Qui était passé par ici ? Il ne le savait pas. Il ne reconnaissait plus les voix, n'entrapercevait pas même les visages. Il était perdu, là, au beau milieu du vide, les muscles hurlant sous la souffrance que cette contraction constante leur imposait. Cette obscurité lui arrachait presque les orbites. Non, elle les cramait sur place, alors qu'elles cherchaient la moindre flamme salvatrice.

Combien de temps s'était écoulé depuis son retour ici, les genoux douloureusement plantés dans la pierre froide ? Aucun rayon de soleil, aucun bruitage ne daignait le lui murmurer. Il voulait savoir, il voulait savoir, il attendait son bourreau autant qu'il le craignait. Il ne savait pas même si on le nourrissait à intervalles réguliers, il n'arrivait plus à compter le nombre de repas qu'on lui avait offert.

Et, surtout, comment allait-il survivre à ce traitement, à la diarrhée qui dégoulinait de son pantalon, au manque d'eau et de sommeil ?

Non... Cette pensée explosa presque dans son crâne. Il tenta de bondir, mais ne se récolta qu'une violente crampe dans le dos. Son cri terrifié, lui, fut illico étouffé par son bâillon. Sa bouche lui faisait mal. Tout lui faisait mal. Se cambrer, se mouvoir, il souhaitait se mouvoir, son corps l'urgeait à se mouvoir, ces chaînes l'en restreignaient avec trop de talent.

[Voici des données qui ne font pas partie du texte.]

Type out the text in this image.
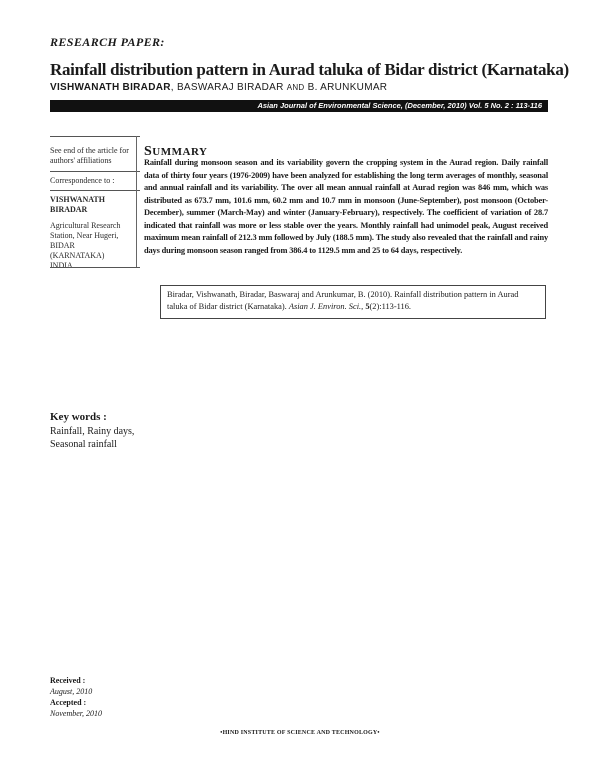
RESEARCH PAPER:
Rainfall distribution pattern in Aurad taluka of Bidar district (Karnataka)
VISHWANATH BIRADAR, BASWARAJ BIRADAR AND B. ARUNKUMAR
Asian Journal of Environmental Science, (December, 2010) Vol. 5 No. 2 : 113-116
See end of the article for authors' affiliations
Correspondence to :
VISHWANATH BIRADAR
Agricultural Research
Station, Near Hugeri,
BIDAR
(KARNATAKA)
INDIA
SUMMARY
Rainfall during monsoon season and its variability govern the cropping system in the Aurad region. Daily rainfall data of thirty four years (1976-2009) have been analyzed for establishing the long term averages of monthly, seasonal and annual rainfall and its variability. The over all mean annual rainfall at Aurad region was 846 mm, which was distributed as 673.7 mm, 101.6 mm, 60.2 mm and 10.7 mm in monsoon (June-September), post monsoon (October-December), summer (March-May) and winter (January-February), respectively. The coefficient of variation of 28.7 indicated that rainfall was more or less stable over the years. Monthly rainfall had unimodel peak, August received maximum mean rainfall of 212.3 mm followed by July (188.5 mm). The study also revealed that the rainfall and rainy days during monsoon season ranged from 386.4 to 1129.5 mm and 25 to 64 days, respectively.
Biradar, Vishwanath, Biradar, Baswaraj and Arunkumar, B. (2010). Rainfall distribution pattern in Aurad taluka of Bidar district (Karnataka). Asian J. Environ. Sci., 5(2):113-116.
Key words :
Rainfall, Rainy days, Seasonal rainfall
Received :
August, 2010
Accepted :
November, 2010
•HIND INSTITUTE OF SCIENCE AND TECHNOLOGY•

Alors, il ferma les yeux, enterré sous un désespoir cruel. Durant ces moments interminables, il avait au moins réussi à se retenir à une chose : percevoir la seule voix familière qui se promenait entre les murs du Bataillon. Cependant, jamais Annie ne s'était-elle montrée. Reiner allait-il venir ? J'ai échoué.

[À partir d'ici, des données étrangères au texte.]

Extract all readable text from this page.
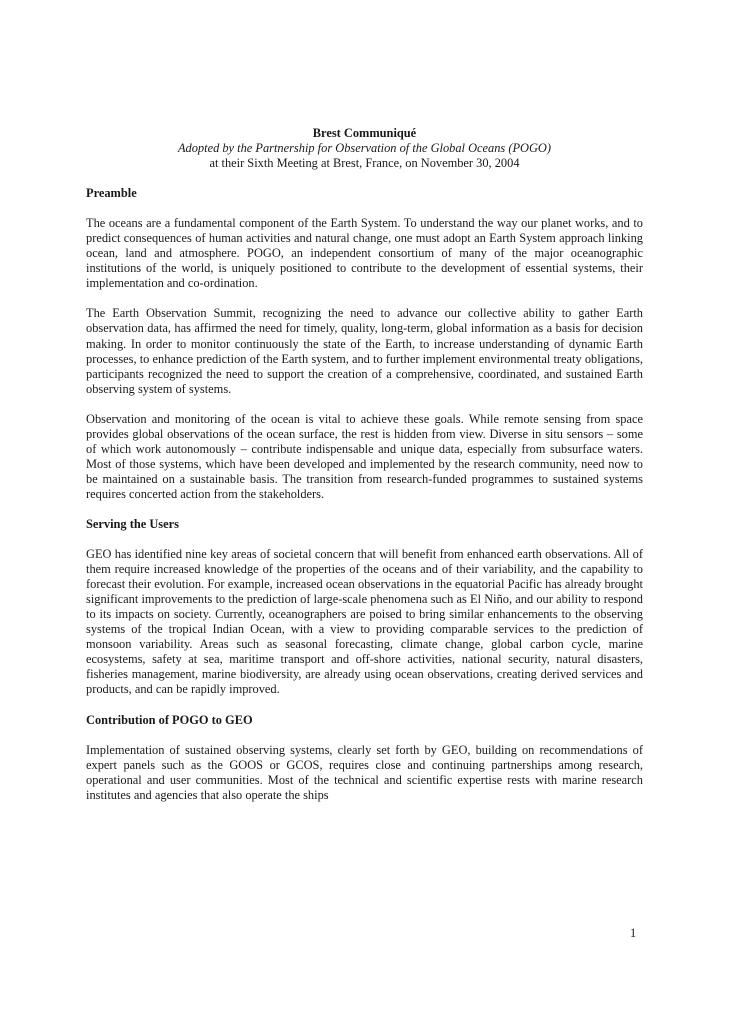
Brest Communiqué
Adopted by the Partnership for Observation of the Global Oceans (POGO)
at their Sixth Meeting at Brest, France, on November 30, 2004
Preamble

The oceans are a fundamental component of the Earth System. To understand the way our planet works, and to predict consequences of human activities and natural change, one must adopt an Earth System approach linking ocean, land and atmosphere. POGO, an independent consortium of many of the major oceanographic institutions of the world, is uniquely positioned to contribute to the development of essential systems, their implementation and co-ordination.

The Earth Observation Summit, recognizing the need to advance our collective ability to gather Earth observation data, has affirmed the need for timely, quality, long-term, global information as a basis for decision making. In order to monitor continuously the state of the Earth, to increase understanding of dynamic Earth processes, to enhance prediction of the Earth system, and to further implement environmental treaty obligations, participants recognized the need to support the creation of a comprehensive, coordinated, and sustained Earth observing system of systems.

Observation and monitoring of the ocean is vital to achieve these goals. While remote sensing from space provides global observations of the ocean surface, the rest is hidden from view. Diverse in situ sensors – some of which work autonomously – contribute indispensable and unique data, especially from subsurface waters. Most of those systems, which have been developed and implemented by the research community, need now to be maintained on a sustainable basis. The transition from research-funded programmes to sustained systems requires concerted action from the stakeholders.

Serving the Users

GEO has identified nine key areas of societal concern that will benefit from enhanced earth observations. All of them require increased knowledge of the properties of the oceans and of their variability, and the capability to forecast their evolution. For example, increased ocean observations in the equatorial Pacific has already brought significant improvements to the prediction of large-scale phenomena such as El Niño, and our ability to respond to its impacts on society. Currently, oceanographers are poised to bring similar enhancements to the observing systems of the tropical Indian Ocean, with a view to providing comparable services to the prediction of monsoon variability. Areas such as seasonal forecasting, climate change, global carbon cycle, marine ecosystems, safety at sea, maritime transport and off-shore activities, national security, natural disasters, fisheries management, marine biodiversity, are already using ocean observations, creating derived services and products, and can be rapidly improved.

Contribution of POGO to GEO

Implementation of sustained observing systems, clearly set forth by GEO, building on recommendations of expert panels such as the GOOS or GCOS, requires close and continuing partnerships among research, operational and user communities. Most of the technical and scientific expertise rests with marine research institutes and agencies that also operate the ships

1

Cette pensée explosa presque dans son crâne. Il tenta de bondir, mais ne se récolta qu'une violente crampe dans le dos. Et alors qu'aucune larme ne pouvait plus couler de ses iris secs, des faces floues se dessinèrent avec labeur derrière ses paupières closes, presque collées par la saleté. Rien d'autre que des souvenirs, les seuls objets encore palpables autour de lui.

Si aucun d'eux ne venait, il allait devenir fou.

***

Base américaine Nord, 11 août 852

La pièce dans laquelle entra Sieg était terriblement simple. Rien que quatre murs gris, soutenant des étagères de bois parfaitement ordonnées. Au fond, une fenêtre déversait la lumière chatoyante du matin : elle étendait l'ombre de Rhys Reiss sur son bureau de pin ; dissimulait ses dossiers : mettait en valeur l'ordinateur posé à sa gauche. Le semi-géant salua son commandant, la main portée à sa tempe, mais on lui fit simplement signe d'avancer.

Alors, il referma le battant derrière lui. Ses bottes militaires claquèrent contre le sol de pierre. La chaise devant lui, il ne la prit pas. Il attendit qu'on lui fasse signe. Ce fut fait, tandis que les prunelles vairon de son futur interlocuteur le perçaient presque. Des cernes, remarqua-t-il.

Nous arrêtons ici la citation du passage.